Infection is the most common complication after a piercing, according to Kieu. "Some important signs to look for are pain, significant swelling, redness or pus draining from the area," she says. "Granulation tissue is a type of inflammatory tissue that will look like a large bump in the area of the piercing; it is typically not painful, but may need to be removed by a doctor."
According to Ting, only the soft tissue at the end of the septum should be used for piercing, as is the case for ears as well. "Never allow anyone to pierce the cartilage of the septum," she says. "An infection of the cartilage could be disastrous. Cartilage is avascular (meaning it has a poor blood supply), so a bacterial infection could be difficult to clear. The nose is a potential site for harboring methicillin-resistant staphylococcus aureus (MRSA) and an infection with MRSA could be resistant to many antibiotics. Toxic shock (bacterial sepsis with staphylococcus or streptococcus organisms) can originate in the nose and lead to life-threatening systemic illness.

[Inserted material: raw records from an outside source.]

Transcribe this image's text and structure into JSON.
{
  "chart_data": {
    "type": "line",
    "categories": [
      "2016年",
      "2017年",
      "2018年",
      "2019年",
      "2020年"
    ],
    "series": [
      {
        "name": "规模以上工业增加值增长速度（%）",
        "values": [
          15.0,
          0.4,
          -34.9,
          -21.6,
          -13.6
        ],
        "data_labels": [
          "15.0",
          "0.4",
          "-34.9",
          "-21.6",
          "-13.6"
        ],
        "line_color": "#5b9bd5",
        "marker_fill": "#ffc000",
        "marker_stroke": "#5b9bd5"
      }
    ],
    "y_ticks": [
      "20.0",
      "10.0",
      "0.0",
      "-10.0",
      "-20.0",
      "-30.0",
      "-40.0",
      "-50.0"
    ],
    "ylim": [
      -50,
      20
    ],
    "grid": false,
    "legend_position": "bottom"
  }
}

If a hole is created in the cartilaginous septum and becomes too large, air can pass between the nostrils during exhalation. This perforated septum creates a whistling sound, often associated with patients who inhale cocaine or methamphetamine."
In addition, says Ting, catching a piercing on clothing can be pretty painful and lead to rips, which may be difficult to reconstruct and may result in distortion of the columella, or the skin bridge at the end of the nose between the nostrils. "Tears or perforations of the septal cartilage are even more challenging to repair than in the membranous septum, so never pierce the cartilage," she adds.